Noah sedikit tertohak dengan pertanyaan Raven barusan yang cukup serius, terlihat dari mata dan suara deep yang dikeluarkannya, tidak ada hawa bercanda sama sekali. Kesempatan baginya untuk mengungkapkan perasaan yang sebenarnya kepada calon kakak iparnya langsung, agar Raven bisa merestui hubungannya nanti dengan Yuna, jika perempuan itu kembali ke Indonesia.
Noah menegakkan bahu dan berusaha mencari posisi yang nyaman untuk menjawab.

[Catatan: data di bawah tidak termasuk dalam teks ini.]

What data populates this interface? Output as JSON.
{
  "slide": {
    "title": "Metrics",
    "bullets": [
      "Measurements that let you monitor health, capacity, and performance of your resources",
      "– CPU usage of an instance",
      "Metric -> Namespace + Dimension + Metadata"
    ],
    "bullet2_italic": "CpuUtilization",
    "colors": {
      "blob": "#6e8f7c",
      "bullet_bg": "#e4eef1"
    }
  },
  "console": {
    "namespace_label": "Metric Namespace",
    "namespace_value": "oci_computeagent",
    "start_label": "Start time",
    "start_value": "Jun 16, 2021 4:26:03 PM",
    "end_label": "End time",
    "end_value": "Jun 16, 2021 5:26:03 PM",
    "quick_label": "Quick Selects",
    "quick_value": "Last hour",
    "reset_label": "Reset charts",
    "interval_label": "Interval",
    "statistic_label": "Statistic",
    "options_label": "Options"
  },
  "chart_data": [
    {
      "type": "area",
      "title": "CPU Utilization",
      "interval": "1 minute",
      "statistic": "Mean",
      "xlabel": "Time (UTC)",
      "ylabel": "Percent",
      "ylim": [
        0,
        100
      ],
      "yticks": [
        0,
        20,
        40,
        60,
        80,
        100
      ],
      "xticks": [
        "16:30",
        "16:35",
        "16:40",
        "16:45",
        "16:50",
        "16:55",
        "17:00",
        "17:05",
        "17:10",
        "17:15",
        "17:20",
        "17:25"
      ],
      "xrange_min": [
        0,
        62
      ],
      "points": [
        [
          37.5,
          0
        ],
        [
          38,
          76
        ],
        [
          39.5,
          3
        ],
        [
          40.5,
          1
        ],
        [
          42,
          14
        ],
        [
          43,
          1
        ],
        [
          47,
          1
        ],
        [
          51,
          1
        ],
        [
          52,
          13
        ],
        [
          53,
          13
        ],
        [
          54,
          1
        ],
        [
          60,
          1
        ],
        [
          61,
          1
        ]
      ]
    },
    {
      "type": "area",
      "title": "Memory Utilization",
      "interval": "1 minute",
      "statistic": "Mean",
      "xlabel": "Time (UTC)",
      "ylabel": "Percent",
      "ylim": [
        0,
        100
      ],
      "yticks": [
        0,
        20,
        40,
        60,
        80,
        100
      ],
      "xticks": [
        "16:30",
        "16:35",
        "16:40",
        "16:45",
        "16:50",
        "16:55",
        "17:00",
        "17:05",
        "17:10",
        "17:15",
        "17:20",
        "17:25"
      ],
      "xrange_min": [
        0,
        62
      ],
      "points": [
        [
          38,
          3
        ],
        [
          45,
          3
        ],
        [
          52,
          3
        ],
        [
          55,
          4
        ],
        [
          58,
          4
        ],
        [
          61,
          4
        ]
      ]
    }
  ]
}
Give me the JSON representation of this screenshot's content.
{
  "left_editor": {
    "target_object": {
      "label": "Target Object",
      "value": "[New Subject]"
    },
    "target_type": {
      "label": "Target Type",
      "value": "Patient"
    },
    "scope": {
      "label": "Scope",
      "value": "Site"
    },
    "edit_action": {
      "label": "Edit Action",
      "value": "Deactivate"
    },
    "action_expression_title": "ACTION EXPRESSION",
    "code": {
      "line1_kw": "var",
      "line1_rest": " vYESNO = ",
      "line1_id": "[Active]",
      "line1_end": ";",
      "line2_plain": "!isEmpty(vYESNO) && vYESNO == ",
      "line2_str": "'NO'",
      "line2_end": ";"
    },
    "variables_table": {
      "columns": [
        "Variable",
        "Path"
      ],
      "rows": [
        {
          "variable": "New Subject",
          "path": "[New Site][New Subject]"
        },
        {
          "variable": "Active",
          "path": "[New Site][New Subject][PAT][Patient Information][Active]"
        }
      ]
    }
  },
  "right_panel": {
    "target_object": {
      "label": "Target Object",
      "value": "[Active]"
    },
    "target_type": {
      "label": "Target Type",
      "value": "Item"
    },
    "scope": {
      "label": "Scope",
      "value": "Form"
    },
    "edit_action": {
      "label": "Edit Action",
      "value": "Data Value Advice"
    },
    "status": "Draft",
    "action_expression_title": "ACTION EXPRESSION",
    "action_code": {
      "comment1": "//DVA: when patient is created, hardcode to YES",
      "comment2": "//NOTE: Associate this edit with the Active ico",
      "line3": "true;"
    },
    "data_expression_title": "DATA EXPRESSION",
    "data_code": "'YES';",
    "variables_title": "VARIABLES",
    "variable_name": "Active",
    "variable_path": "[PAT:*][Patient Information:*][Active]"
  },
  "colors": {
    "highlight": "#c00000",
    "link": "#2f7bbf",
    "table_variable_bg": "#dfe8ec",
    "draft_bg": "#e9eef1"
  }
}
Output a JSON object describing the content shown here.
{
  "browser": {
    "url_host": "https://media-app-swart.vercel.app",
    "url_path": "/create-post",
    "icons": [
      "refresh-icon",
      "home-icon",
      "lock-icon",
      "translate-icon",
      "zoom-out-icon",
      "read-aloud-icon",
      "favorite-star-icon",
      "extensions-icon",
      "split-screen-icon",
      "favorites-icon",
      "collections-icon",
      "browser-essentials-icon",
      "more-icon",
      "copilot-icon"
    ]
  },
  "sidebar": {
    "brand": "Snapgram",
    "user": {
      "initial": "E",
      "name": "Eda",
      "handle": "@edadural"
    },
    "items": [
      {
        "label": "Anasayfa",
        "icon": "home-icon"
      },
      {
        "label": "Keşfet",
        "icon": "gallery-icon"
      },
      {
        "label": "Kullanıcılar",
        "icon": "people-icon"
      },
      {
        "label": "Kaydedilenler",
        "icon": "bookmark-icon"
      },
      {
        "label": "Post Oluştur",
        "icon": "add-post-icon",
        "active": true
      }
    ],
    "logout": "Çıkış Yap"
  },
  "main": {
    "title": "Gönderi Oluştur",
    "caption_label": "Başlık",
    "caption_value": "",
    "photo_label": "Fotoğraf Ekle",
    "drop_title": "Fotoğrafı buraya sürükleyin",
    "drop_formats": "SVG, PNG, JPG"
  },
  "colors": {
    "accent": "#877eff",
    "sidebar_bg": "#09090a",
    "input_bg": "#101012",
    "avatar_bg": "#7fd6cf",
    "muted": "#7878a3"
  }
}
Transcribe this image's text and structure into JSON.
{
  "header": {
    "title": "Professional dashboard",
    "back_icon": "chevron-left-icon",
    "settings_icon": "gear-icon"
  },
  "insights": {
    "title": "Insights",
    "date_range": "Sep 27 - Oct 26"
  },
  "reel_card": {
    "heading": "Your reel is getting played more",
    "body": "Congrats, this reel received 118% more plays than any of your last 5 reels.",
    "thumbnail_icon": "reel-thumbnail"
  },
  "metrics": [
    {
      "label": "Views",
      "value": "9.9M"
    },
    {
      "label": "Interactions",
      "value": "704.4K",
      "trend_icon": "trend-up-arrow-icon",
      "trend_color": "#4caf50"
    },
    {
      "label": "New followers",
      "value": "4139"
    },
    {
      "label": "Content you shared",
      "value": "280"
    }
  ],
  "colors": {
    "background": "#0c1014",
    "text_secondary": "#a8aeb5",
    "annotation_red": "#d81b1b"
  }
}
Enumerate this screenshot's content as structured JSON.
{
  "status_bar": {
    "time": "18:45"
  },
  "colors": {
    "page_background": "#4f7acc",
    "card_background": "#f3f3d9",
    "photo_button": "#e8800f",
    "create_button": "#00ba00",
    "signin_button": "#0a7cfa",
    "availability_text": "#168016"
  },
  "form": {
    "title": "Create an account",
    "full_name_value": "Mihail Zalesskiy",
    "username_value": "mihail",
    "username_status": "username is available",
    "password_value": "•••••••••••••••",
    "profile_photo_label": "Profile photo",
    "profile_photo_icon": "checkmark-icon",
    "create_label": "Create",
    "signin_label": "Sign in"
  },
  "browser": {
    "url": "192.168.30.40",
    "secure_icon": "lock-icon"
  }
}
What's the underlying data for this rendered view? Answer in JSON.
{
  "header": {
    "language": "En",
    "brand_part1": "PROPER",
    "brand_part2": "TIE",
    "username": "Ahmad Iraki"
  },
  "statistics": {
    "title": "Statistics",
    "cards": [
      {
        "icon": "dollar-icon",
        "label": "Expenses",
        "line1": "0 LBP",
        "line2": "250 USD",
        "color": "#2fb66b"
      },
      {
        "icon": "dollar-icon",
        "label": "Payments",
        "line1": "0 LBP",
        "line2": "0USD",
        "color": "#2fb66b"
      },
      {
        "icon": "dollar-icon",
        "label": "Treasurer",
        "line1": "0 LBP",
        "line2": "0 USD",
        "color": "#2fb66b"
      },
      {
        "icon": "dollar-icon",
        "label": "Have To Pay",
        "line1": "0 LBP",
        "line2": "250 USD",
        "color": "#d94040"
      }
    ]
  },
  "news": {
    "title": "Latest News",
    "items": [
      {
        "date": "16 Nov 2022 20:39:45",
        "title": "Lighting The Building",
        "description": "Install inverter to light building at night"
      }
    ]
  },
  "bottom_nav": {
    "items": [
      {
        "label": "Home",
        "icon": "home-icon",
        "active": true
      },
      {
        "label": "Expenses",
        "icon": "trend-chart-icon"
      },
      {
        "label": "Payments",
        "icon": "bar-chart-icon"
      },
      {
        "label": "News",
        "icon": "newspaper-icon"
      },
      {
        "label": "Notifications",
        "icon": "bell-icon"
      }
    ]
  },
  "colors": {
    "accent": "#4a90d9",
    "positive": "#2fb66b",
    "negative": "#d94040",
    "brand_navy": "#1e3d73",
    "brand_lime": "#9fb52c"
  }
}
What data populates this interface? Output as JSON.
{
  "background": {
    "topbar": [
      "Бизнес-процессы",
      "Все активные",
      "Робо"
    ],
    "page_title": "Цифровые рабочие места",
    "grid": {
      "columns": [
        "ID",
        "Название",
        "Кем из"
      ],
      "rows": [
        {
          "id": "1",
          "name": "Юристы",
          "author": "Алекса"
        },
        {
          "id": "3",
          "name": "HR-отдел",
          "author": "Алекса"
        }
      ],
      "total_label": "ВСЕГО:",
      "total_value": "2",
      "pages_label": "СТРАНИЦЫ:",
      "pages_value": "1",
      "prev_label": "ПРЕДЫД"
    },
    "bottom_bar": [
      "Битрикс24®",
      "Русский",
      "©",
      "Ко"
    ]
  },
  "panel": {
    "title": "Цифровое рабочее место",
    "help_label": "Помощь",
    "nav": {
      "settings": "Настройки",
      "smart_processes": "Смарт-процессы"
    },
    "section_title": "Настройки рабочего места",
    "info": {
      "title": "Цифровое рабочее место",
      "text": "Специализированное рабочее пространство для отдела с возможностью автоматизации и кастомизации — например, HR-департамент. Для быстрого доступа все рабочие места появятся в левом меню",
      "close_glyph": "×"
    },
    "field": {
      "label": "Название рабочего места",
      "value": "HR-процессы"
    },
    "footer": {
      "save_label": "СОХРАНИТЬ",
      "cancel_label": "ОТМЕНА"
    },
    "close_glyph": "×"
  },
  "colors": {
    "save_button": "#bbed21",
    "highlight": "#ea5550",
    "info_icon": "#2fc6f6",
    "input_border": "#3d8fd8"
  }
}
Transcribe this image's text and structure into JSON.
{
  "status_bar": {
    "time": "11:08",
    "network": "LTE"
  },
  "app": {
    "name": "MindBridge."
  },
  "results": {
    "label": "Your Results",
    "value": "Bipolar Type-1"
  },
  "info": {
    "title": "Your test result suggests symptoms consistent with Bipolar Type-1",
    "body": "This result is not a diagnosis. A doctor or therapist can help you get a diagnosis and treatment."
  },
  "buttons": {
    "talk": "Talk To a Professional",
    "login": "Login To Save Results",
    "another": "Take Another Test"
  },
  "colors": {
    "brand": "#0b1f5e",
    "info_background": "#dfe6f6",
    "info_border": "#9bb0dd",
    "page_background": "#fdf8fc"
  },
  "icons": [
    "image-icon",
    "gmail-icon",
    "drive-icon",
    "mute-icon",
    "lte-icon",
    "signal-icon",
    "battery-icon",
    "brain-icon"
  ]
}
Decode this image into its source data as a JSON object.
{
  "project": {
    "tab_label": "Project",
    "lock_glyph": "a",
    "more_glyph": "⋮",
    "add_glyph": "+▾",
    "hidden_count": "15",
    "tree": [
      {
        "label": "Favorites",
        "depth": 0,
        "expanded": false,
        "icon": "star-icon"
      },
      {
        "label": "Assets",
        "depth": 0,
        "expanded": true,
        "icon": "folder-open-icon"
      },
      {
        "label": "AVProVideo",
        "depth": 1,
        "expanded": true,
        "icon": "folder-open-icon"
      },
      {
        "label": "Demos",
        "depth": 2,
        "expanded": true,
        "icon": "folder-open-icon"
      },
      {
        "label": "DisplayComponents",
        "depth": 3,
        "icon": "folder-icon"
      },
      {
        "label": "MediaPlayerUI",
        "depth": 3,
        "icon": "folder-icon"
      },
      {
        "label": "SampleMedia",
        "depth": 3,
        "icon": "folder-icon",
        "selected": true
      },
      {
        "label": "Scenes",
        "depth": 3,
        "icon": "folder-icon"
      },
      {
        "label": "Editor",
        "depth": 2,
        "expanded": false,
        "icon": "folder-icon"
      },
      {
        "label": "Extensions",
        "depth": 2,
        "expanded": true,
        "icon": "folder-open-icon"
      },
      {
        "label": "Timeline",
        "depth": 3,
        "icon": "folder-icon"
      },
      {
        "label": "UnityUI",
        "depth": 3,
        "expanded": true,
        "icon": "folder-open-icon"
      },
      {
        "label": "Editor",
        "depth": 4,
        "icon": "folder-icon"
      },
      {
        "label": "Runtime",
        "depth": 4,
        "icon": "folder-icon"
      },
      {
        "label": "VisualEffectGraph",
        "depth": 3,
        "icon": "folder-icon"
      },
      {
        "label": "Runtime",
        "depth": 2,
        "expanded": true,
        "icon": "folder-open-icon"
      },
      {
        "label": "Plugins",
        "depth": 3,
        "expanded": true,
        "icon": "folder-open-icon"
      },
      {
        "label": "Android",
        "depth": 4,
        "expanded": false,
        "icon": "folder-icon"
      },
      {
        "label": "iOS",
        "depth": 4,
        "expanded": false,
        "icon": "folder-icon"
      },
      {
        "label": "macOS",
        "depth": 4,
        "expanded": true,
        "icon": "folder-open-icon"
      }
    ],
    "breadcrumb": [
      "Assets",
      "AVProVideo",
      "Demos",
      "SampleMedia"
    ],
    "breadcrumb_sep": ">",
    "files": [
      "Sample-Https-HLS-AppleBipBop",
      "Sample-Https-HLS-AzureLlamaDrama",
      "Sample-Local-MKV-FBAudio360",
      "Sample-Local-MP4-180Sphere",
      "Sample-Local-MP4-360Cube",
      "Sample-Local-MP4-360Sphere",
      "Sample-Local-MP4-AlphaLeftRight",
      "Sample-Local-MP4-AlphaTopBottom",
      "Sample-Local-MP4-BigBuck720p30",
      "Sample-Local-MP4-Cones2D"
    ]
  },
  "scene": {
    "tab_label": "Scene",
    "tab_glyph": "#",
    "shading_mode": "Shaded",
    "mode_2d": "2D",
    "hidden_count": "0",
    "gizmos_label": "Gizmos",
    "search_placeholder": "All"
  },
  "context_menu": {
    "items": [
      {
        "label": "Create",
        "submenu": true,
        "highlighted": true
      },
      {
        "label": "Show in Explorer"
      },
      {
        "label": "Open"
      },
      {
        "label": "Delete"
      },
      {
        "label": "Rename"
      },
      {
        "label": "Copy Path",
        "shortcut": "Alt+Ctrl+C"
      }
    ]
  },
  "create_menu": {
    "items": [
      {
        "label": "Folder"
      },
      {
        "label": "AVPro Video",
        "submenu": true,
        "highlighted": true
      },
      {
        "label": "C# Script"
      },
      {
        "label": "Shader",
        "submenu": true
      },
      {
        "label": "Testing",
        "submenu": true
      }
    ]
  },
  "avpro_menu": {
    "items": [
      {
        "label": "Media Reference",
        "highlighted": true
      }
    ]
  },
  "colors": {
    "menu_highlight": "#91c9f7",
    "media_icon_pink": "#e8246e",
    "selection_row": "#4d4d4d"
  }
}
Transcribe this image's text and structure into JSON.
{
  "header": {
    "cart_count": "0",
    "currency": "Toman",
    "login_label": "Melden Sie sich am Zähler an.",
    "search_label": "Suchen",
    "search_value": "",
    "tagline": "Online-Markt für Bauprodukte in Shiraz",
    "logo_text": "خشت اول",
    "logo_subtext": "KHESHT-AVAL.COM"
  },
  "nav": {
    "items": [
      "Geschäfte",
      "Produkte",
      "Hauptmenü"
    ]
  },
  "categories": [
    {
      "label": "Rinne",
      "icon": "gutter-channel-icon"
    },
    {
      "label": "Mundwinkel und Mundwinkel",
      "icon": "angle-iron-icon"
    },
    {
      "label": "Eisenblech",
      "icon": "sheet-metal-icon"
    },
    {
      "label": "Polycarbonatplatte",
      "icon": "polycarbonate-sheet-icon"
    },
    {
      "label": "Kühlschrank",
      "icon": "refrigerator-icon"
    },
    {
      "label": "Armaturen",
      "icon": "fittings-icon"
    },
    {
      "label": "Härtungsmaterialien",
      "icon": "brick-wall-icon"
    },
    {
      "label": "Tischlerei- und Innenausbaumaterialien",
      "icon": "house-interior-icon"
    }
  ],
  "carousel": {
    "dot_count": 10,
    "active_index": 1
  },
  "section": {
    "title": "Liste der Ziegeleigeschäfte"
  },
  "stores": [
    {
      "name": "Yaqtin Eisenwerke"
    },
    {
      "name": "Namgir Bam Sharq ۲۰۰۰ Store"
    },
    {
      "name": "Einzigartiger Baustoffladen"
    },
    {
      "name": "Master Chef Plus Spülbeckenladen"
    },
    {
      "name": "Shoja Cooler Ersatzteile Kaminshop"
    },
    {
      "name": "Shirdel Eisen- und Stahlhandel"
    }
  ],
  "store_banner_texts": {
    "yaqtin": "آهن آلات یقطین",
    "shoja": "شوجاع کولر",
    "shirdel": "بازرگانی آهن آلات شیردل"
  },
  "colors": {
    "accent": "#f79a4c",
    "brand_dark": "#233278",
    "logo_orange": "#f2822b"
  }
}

"Lo masih belum percaya dengan ucapan gue barusan, Rav, apa lo pikir gue berbohong dengan perasaan gue kepada adek lo selama ini," cetus Noah menjawab, lebih mencondongkan wajah ke arah Raven dan lekat menatap wajahnya, sehingga kedua laki-laki itu saling pandang dari jarak yang amat dekat.
Tersadar dengan posisinya yang terlalu dekat, Raven segera menjauhkan wajah dari Noah sembari mengeluarkan napasnya pelan. Tidak ingin orang lain beranggapan yang tidak-tidak nanti, apalagi di kafe ini kebanyakan diisi oleh karyawannya yang menghabiskan waktu istirahat dari pekerjaannya.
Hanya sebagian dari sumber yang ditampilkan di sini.